John Lennon by Jane Bown
The whole United Kingdom seems to be embarked on a low-key but extended love-fest for Jane Bown, the modest* longtime newspaper photographer who has come to rank with Newman, Karsh and Nadar as one of the medium's greatest portraitists.
Rather urgently recommended is the Observer's Oct. 22 online portfolio, called "The Complete Jane Bown, A Lifetime in Photographs," which is the best online presentation of her work yet. Or that I've seen, anyway. Plan to spend some good time with this one if you're into portraiture (the two pictures here were pulled from that presentation).
There's also an excellent article by Robin McKie called "The Eyes Have It," from Oct. 18th, with a 6 minute 37 second audiovisual presentation.
Notice the opening frame of the video. This is a photographer who has undeniably scaled the heights of accomplishment in our medium, who for nearly 40 years has photographed with a simple, all-manual SLR, a prime lens or two, and natural light taken as she finds it.
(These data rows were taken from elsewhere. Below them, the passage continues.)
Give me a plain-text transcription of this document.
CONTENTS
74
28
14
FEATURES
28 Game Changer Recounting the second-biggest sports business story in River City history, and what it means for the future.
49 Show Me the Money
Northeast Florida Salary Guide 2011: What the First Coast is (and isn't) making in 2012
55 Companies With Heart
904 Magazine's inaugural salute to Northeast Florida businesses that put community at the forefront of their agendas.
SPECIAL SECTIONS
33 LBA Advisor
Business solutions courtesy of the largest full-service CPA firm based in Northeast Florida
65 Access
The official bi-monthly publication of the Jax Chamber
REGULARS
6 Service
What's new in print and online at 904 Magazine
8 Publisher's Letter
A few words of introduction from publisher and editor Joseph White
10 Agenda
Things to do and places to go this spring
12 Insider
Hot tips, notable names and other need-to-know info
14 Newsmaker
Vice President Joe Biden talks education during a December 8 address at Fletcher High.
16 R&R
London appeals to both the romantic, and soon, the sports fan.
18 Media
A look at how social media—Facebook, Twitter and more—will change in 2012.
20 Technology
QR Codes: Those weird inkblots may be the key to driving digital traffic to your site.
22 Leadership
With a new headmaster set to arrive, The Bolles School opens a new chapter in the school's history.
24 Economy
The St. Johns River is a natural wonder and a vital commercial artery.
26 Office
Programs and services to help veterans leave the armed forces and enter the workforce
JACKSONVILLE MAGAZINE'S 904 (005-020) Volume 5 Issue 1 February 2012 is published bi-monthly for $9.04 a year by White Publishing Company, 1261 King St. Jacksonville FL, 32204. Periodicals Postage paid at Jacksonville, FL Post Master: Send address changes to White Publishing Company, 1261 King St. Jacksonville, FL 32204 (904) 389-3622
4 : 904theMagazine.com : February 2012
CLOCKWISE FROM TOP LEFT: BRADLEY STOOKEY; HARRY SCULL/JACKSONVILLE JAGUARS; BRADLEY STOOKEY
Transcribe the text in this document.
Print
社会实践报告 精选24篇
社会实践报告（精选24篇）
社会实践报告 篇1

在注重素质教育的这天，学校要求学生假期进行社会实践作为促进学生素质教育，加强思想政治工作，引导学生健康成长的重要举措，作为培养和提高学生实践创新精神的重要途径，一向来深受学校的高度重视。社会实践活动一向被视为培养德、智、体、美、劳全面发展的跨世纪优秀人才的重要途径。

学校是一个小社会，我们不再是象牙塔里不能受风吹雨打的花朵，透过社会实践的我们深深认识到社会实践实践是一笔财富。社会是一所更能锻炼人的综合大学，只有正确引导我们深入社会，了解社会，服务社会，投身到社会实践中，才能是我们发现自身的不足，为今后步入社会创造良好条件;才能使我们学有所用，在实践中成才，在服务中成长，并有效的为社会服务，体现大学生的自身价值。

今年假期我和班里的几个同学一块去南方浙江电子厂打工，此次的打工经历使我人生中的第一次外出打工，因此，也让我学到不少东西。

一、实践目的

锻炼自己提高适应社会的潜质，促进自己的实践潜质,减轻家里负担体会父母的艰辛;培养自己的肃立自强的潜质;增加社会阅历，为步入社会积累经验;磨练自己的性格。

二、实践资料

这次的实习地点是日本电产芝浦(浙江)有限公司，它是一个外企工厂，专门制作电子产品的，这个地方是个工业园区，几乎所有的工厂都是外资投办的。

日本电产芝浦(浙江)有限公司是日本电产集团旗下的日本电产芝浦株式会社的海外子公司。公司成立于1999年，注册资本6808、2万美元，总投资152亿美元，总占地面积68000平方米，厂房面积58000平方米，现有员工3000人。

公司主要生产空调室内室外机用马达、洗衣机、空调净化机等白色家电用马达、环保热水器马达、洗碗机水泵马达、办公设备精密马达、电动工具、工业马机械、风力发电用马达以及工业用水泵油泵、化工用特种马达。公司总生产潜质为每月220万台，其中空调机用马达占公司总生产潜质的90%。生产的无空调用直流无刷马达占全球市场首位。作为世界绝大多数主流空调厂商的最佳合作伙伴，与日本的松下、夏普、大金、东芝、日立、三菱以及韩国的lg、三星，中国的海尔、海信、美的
Should give pause to any of us who fret about equipment too much (I don't except myself).
There is a touring exhibition in Britain, and last but not least, a new retrospective book called Exposures. The book is only available in the U.K. so far—that's where this link goes—but I am awaiting its release in the U.S. with great anticipation, and will alert U.S. readers once it's available. None of her other books are in print.
(Thanks to many readers who sent one or another of these links)
*The story is that when she received her M.B.E. in 1985, Queen Elizabeth II asked her what it was she did, and Jane responded, "I'm a hack." She was later invited to photograph the Queen several times, most recently when both women were 80 years old. The Queen, who is known to be fond of photography (she has a Leica M3), asked how many films she'd taken, and then asked her if she'd like to take one more.